2014-07-29 Thread Derek Homeier
On 29 Jul 2014, at 02:43 pm, Robert Kern robert.k...@gmail.com wrote:

 On Tue, Jul 29, 2014 at 12:47 PM, Josè Luis Mietta 
 joseluismie...@yahoo.com.ar wrote:
 Robert, thanks for your help!
 
 Now I have: 
 
 * Q nodes (Q stick-stick intersections)
 * a list 'NODES'=[(x,y,i,j)_1,, (x,y,i,j)_Q], where each element 
 (x,y,i,j) represent the intersection point (x,y) of the sticks i and j.
 * a matrix 'H' with Q elements {H_k,l}. 
 H_k,l=0 if nodes 'k' and 'l' aren't joined by a edge, and H_k,l = R_k,l = the 
 electrical resistance associated withthe union of the nodes 'k' and 'l' 
 (directly proportional to the length of the edge that connects these nodes).
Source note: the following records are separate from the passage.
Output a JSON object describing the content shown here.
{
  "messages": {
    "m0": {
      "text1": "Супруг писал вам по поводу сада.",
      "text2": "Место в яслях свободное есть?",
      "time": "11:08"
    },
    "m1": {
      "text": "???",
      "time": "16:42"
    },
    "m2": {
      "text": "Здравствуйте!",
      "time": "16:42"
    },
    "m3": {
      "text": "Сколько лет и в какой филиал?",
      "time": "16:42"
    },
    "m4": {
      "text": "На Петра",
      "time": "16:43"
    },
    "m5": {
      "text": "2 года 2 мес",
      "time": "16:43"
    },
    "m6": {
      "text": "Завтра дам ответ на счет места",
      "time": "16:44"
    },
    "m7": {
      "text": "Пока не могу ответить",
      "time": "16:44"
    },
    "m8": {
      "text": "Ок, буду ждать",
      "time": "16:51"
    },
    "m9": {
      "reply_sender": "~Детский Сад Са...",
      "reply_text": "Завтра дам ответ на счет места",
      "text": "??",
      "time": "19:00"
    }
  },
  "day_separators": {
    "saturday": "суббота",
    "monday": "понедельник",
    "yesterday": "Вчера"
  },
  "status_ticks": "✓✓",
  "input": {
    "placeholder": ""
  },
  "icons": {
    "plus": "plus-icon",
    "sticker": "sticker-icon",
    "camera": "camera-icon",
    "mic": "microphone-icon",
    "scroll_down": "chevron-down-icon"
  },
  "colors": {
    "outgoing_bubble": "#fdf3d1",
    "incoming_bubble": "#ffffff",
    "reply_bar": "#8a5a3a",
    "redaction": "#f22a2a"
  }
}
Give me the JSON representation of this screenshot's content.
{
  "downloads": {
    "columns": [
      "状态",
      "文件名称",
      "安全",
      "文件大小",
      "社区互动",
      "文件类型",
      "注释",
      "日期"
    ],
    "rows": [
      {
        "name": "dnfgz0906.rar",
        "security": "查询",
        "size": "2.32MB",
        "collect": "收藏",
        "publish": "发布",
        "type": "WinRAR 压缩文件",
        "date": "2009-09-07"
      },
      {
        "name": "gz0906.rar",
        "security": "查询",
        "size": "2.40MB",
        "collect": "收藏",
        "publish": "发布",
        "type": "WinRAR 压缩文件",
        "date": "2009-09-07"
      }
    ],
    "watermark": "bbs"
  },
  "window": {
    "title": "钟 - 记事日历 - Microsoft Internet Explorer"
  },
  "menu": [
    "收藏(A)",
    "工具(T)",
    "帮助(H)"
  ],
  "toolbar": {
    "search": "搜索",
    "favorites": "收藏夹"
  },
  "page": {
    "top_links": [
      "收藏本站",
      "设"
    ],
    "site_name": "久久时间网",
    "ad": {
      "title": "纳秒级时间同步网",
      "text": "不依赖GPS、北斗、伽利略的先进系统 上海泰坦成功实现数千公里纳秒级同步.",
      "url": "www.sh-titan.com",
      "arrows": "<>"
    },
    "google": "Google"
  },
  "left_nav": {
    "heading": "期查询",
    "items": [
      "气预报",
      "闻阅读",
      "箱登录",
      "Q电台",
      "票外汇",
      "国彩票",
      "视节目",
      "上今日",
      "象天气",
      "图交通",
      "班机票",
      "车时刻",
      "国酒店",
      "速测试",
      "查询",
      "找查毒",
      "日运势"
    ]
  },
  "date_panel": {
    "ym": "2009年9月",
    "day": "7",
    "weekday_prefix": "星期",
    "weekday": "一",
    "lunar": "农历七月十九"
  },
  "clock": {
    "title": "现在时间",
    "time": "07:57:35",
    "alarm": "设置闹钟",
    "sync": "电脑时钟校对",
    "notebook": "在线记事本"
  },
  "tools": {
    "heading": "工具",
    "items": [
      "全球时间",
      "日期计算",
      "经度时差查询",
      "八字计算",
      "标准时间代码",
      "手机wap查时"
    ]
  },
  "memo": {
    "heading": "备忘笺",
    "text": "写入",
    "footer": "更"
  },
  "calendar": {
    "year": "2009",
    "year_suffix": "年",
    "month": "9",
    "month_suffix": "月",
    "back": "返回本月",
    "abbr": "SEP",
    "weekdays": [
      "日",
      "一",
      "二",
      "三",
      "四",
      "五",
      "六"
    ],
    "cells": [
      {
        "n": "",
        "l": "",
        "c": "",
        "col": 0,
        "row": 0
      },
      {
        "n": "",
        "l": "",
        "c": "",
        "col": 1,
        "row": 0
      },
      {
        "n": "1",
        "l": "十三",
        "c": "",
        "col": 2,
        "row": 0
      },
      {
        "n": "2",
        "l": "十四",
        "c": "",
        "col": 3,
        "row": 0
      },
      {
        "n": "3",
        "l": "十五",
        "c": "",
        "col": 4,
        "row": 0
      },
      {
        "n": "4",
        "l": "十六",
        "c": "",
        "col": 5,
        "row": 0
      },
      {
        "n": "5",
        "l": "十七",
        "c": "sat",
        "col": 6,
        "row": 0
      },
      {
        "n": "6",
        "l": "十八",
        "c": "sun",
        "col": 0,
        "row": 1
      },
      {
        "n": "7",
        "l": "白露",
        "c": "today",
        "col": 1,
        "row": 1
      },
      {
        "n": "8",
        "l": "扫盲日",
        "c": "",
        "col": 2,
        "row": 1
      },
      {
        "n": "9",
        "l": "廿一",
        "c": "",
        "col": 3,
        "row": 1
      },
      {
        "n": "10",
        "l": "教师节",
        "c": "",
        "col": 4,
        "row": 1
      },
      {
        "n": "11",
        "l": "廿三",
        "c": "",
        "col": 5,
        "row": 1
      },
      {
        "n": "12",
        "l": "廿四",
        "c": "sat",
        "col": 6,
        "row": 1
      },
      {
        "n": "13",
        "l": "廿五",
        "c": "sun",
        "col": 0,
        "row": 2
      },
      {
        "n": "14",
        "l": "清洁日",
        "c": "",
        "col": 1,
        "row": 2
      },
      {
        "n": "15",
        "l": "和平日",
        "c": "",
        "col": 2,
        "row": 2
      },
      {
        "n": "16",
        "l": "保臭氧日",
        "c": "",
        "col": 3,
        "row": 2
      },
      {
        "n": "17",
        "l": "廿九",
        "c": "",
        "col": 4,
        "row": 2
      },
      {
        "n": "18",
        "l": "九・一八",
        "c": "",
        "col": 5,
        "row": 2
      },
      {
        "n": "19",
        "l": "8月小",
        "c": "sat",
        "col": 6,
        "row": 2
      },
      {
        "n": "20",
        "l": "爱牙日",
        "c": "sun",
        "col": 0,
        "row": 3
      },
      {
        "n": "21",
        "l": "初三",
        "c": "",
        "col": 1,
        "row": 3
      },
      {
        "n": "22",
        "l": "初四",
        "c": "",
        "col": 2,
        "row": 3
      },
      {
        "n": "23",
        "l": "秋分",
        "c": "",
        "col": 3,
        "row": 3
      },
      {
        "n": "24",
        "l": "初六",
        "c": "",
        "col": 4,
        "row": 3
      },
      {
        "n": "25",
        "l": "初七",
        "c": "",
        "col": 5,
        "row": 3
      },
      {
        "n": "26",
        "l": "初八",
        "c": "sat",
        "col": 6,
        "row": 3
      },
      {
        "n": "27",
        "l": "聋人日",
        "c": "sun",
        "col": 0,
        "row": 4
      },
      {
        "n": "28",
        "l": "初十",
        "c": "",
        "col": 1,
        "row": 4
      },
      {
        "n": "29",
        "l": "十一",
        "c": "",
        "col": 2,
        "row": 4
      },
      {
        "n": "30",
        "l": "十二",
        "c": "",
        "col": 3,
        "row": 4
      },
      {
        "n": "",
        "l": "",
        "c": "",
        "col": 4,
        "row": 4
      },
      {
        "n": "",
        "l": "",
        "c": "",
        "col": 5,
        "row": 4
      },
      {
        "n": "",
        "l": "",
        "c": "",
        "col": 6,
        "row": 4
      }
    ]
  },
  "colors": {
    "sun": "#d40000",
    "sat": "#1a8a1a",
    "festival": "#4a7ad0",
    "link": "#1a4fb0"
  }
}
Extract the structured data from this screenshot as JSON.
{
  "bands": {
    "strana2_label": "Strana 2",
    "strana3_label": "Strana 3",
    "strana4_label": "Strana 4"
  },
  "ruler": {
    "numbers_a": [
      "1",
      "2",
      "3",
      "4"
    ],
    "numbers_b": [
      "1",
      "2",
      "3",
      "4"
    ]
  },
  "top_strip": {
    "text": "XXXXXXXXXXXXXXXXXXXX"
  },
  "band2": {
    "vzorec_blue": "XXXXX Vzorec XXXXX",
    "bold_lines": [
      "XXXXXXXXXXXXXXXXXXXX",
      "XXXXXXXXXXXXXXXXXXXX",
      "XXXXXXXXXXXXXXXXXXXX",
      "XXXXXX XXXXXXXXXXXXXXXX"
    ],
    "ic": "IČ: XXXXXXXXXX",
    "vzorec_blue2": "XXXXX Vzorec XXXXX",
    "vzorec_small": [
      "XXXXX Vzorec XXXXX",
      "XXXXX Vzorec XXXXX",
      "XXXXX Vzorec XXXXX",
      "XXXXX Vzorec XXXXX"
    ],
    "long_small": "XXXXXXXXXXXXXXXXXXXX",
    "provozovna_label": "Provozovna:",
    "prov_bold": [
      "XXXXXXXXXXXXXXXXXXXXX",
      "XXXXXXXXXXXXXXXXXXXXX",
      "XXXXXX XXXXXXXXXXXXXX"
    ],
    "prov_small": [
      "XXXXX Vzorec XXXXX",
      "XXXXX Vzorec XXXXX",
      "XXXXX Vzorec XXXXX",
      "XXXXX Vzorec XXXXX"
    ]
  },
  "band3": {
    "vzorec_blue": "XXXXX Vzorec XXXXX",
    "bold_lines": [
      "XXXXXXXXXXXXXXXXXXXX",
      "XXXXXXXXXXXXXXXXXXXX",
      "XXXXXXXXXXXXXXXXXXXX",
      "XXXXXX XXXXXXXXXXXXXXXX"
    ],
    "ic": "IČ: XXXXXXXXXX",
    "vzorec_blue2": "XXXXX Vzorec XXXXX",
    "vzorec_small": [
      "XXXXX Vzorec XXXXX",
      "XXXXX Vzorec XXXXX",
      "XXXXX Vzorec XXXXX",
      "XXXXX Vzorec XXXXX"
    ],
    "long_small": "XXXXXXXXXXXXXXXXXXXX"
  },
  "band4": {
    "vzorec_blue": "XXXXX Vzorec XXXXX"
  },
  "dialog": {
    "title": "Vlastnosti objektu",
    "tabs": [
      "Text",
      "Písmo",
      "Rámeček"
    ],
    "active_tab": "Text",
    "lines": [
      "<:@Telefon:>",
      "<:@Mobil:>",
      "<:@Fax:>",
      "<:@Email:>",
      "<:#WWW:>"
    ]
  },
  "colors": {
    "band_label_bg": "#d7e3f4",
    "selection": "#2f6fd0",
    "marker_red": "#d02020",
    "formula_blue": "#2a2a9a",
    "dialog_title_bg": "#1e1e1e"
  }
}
 * a list 'nodes_resistances'=[R_1, ., R_Q].
 
 All nodes with 'j' (or 'i') = N+1 have a electric potential 'V' respect all 
 nodes with 'j' or 'i' = N.
 
 Now i must apply NODAL ANALYSIS for determinate the electrical current 
 through each of the edges, and the net current (see attached files). I have 
 no ideas about how to do that. Can you help me? 
 
 Please do not send largish binary attachments to this list. I do not know 
 off-hand how to do this, but it looks like the EE201 document you attached 
 tells you how. It is somewhat beyond the scope of this mailing list to help 
 you understand that document, sorry.
 
And it is not a good idea to post copyrighted journal articles to a list where 
they will end
up in a public list archive (even if not immediately recognisable so).